Ph20 blocks repair of nerves in MS (blocks remyelination)
Congressionally Directed Medical Research Programs
Inhibition of PH20 Hyaluronidase May Effectively Promote Remyelination in Multiple Sclerosis Lesions
Posted January 9, 2014
Larry Sherman, Ph.D., Oregon Health & Science University, and Paul Weigel, Ph.D., Oklahoma Health Sciences Center
In FY09, Dr. Sherman and Dr. Wiegel were awarded an MSRP Synergistic Idea Award, the intent of which is to support synergistic and multidisciplinary approaches to address a central critical problem or question in MS research. Dr. Sherman had already discovered that a high molecular form of hyaluronan (HA), one of the chief components of the extracellular matrix, accumulates in demyelinated lesions in MS patients, which led him to hypothesize that degrading the accumulated HAs via hyaluronidases (enzymes that break down HA) may promote remyelination.

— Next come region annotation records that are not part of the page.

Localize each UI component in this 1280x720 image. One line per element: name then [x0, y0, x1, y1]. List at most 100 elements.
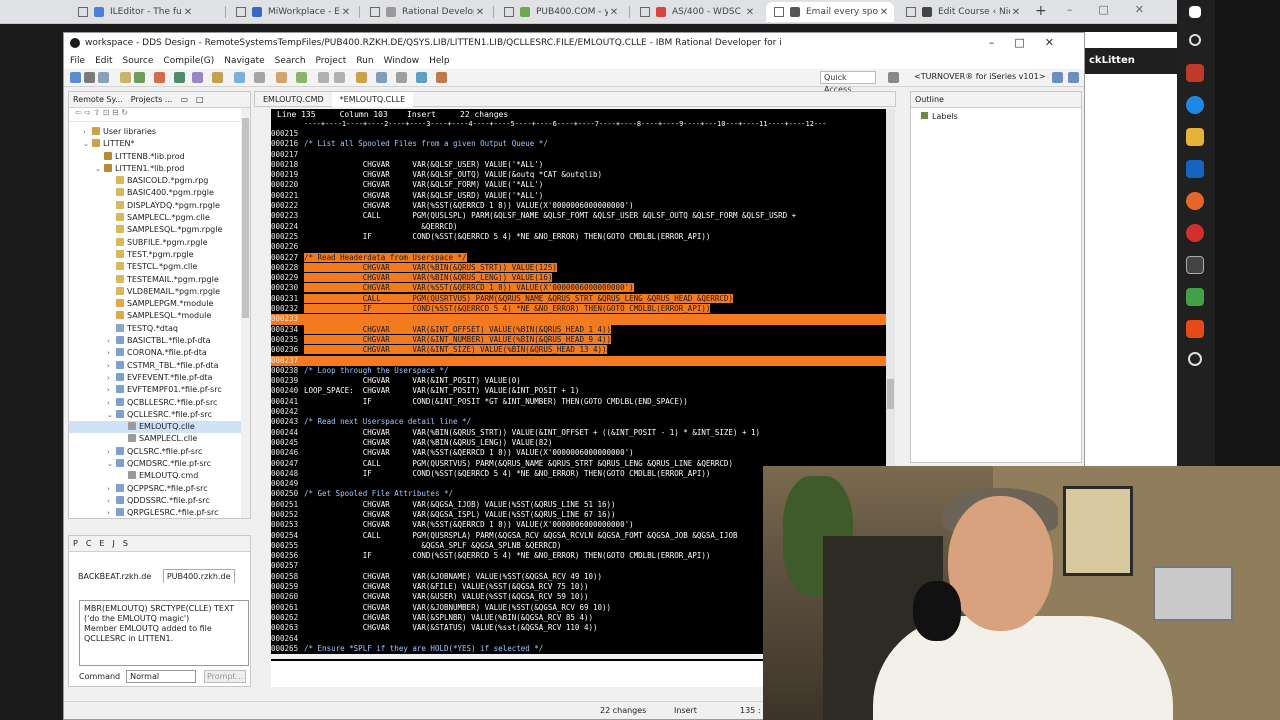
tree-node[interactable]: TEST.*pgm.rpgle — [69, 249, 241, 261]
tree-node[interactable]: VLD8EMAIL.*pgm.rpgle — [69, 286, 241, 298]
expand-toggle-icon[interactable]: › — [107, 335, 116, 347]
perspective-switch-icon[interactable] — [1052, 72, 1063, 83]
next-annotation-icon[interactable] — [276, 72, 287, 83]
expand-toggle-icon[interactable]: ⌄ — [95, 163, 104, 175]
explorer-toolbar[interactable]: ⇦ ⇨ ⇧ ⊡ ⊟ ↻ — [69, 108, 250, 122]
outline-item-labels[interactable]: Labels — [921, 112, 958, 121]
code-line[interactable]: 000231 CALL PGM(QUSRTVUS) PARM(&QRUS_NAM… — [271, 293, 895, 304]
command-mode-select[interactable]: Normal — [126, 670, 197, 683]
tab-checkbox-icon[interactable] — [78, 7, 88, 17]
tab-checkbox-icon[interactable] — [504, 7, 514, 17]
code-line[interactable]: 000221 CHGVAR VAR(&QLSF_USRD) VALUE('*AL… — [271, 191, 895, 201]
camtasia-green-icon[interactable] — [1186, 288, 1204, 306]
close-tab-icon[interactable]: ✕ — [608, 7, 620, 18]
tree-node[interactable]: LITTENB.*lib.prod — [69, 151, 241, 163]
code-line[interactable]: 000222 CHGVAR VAR(%SST(&QERRCD 1 8)) VAL… — [271, 201, 895, 211]
tree-node[interactable]: SAMPLESQL.*pgm.rpgle — [69, 224, 241, 236]
expand-toggle-icon[interactable]: › — [83, 126, 92, 138]
save-icon[interactable] — [84, 72, 95, 83]
menu-item[interactable]: Edit — [95, 56, 112, 66]
prev-annotation-icon[interactable] — [296, 72, 307, 83]
tree-node[interactable]: › User libraries — [69, 126, 241, 138]
app-icon[interactable] — [1186, 64, 1204, 82]
tab-checkbox-icon[interactable] — [370, 7, 380, 17]
expand-toggle-icon[interactable]: › — [107, 495, 116, 507]
code-line[interactable]: 000219 CHGVAR VAR(&QLSF_OUTQ) VALUE(&out… — [271, 170, 895, 180]
code-line[interactable]: 000243 /* Read next Userspace detail line… — [271, 417, 895, 427]
code-line[interactable]: 000240 LOOP_SPACE: CHGVAR VAR(&INT_POSIT)… — [271, 386, 895, 396]
browser-tab[interactable]: ILEditor - The future of✕ — [70, 2, 198, 22]
code-line[interactable]: 000216 /* List all Spooled Files from a g… — [271, 139, 895, 149]
code-line[interactable]: 000215 — [271, 129, 895, 139]
code-line[interactable]: 000236 CHGVAR VAR(&INT_SIZE) VALUE(%BIN(… — [271, 345, 895, 355]
tab-checkbox-icon[interactable] — [640, 7, 650, 17]
tab-remote-systems[interactable]: Remote Sy... — [73, 95, 123, 104]
perspective-layout-icon[interactable] — [1068, 72, 1079, 83]
menu-item[interactable]: File — [70, 56, 85, 66]
code-line[interactable]: 000225 IF COND(%SST(&QERRCD 5 4) *NE &NO… — [271, 232, 895, 242]
code-line[interactable]: 000230 CHGVAR VAR(%SST(&QERRCD 1 8)) VAL… — [271, 283, 895, 293]
close-tab-icon[interactable]: ✕ — [182, 7, 194, 18]
browser-tab[interactable]: Edit Course ‹ Nick Litten✕ — [898, 2, 1026, 22]
tree-node[interactable]: › QDDSSRC.*file.pf-src — [69, 495, 241, 507]
open-member-icon[interactable] — [212, 72, 223, 83]
browser-tab[interactable]: PUB400.COM - your pu✕ — [496, 2, 624, 22]
menu-item[interactable]: Source — [123, 56, 154, 66]
search-icon[interactable] — [192, 72, 203, 83]
menu-item[interactable]: Run — [356, 56, 373, 66]
tree-node[interactable]: › QRPGLESRC.*file.pf-src — [69, 507, 241, 519]
tree-node[interactable]: TESTCL.*pgm.clle — [69, 261, 241, 273]
file-explorer-icon[interactable] — [1186, 128, 1204, 146]
tree-node[interactable]: › QCPPSRC.*file.pf-src — [69, 483, 241, 495]
tree-node[interactable]: › CSTMR_TBL.*file.pf-dta — [69, 360, 241, 372]
code-line[interactable]: 000234 CHGVAR VAR(&INT_OFFSET) VALUE(%BI… — [271, 324, 895, 335]
explorer-scrollbar[interactable] — [241, 108, 250, 518]
code-line[interactable]: 000235 CHGVAR VAR(&INT_NUMBER) VALUE(%BI… — [271, 334, 895, 345]
firefox-icon[interactable] — [1186, 192, 1204, 210]
browser-tab[interactable]: MiWorkplace - Editor fu✕ — [228, 2, 356, 22]
tree-node[interactable]: EMLOUTQ.cmd — [69, 470, 241, 482]
code-line[interactable]: 000227 /* Read Headerdata from Userspace … — [271, 252, 895, 263]
code-line[interactable]: 000245 CHGVAR VAR(%BIN(&QRUS_LENG)) VALU… — [271, 438, 895, 448]
toggle-mark-icon[interactable] — [254, 72, 265, 83]
filter-icon[interactable] — [234, 72, 245, 83]
new-tab-button[interactable]: + — [1035, 3, 1047, 19]
tree-node[interactable]: DISPLAYDQ.*pgm.rpgle — [69, 200, 241, 212]
code-line[interactable]: 000224 &QERRCD) — [271, 222, 895, 232]
code-line[interactable]: 000229 CHGVAR VAR(%BIN(&QRUS_LENG)) VALU… — [271, 273, 895, 283]
code-line[interactable]: 000232 IF COND(%SST(&QERRCD 5 4) *NE &NO… — [271, 304, 895, 314]
edge-icon[interactable] — [1186, 96, 1204, 114]
bottom-view-tab[interactable]: E — [99, 539, 104, 548]
expand-toggle-icon[interactable]: › — [107, 372, 116, 384]
format-icon[interactable] — [376, 72, 387, 83]
close-tab-icon[interactable]: ✕ — [474, 7, 486, 18]
close-tab-icon[interactable]: ✕ — [1010, 7, 1022, 18]
code-line[interactable]: 000244 CHGVAR VAR(%BIN(&QRUS_STRT)) VALU… — [271, 428, 895, 438]
tab-checkbox-icon[interactable] — [906, 7, 916, 17]
expand-toggle-icon[interactable]: › — [107, 483, 116, 495]
expand-toggle-icon[interactable]: ⌄ — [83, 138, 92, 150]
close-tab-icon[interactable]: ✕ — [744, 7, 756, 18]
pin-editor-icon[interactable] — [356, 72, 367, 83]
expand-toggle-icon[interactable]: › — [107, 507, 116, 519]
outlook-icon[interactable] — [1186, 160, 1204, 178]
perspective-label[interactable]: <TURNOVER® for iSeries v101> — [914, 72, 1045, 81]
code-line[interactable]: 000233 — [271, 314, 895, 325]
tree-node[interactable]: › EVFTEMPF01.*file.pf-src — [69, 384, 241, 396]
run-icon[interactable] — [134, 72, 145, 83]
bottom-view-tab[interactable]: J — [112, 539, 114, 548]
code-line[interactable]: 000226 — [271, 242, 895, 252]
undo-icon[interactable] — [120, 72, 131, 83]
open-perspective-icon[interactable] — [888, 72, 899, 83]
menu-item[interactable]: Search — [275, 56, 306, 66]
code-line[interactable]: 000238 /* Loop through the Userspace */ — [271, 366, 895, 376]
new-icon[interactable] — [70, 72, 81, 83]
bottom-view-tab[interactable]: P — [73, 539, 78, 548]
code-line[interactable]: 000217 — [271, 150, 895, 160]
tab-emloutq-cmd[interactable]: EMLOUTQ.CMD — [255, 92, 332, 107]
back-icon[interactable] — [318, 72, 329, 83]
code-line[interactable]: 000220 CHGVAR VAR(&QLSF_FORM) VALUE('*AL… — [271, 180, 895, 190]
code-line[interactable]: 000223 CALL PGM(QUSLSPL) PARM(&QLSF_NAME… — [271, 211, 895, 221]
print-icon[interactable] — [98, 72, 109, 83]
menu-item[interactable]: Window — [384, 56, 420, 66]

Unexpectedly, when the HAs were degraded in this fashion, the byproducts of some hyaluronidases prevented OPC maturation, leading Dr. Sherman to further hypothesize that specific hyaluronidases expressed in demyelinating lesions and their degradation products may be blocking OPC (Oligodendrocyte progenitor cells) maturation.
HA digestion products formed by PH20, but not the others, inhibited OPC maturation and thus prevented remyelination, signifying PH20 as a promising molecular target for promoting remyelination in MS and other demyelinating diseases. Based on these findings, Drs. Sherman and Weigel aim to identify drugs that specifically inhibit PH20 hyaluronidase activity as a potential therapeutic for promoting remyelination in MS patients.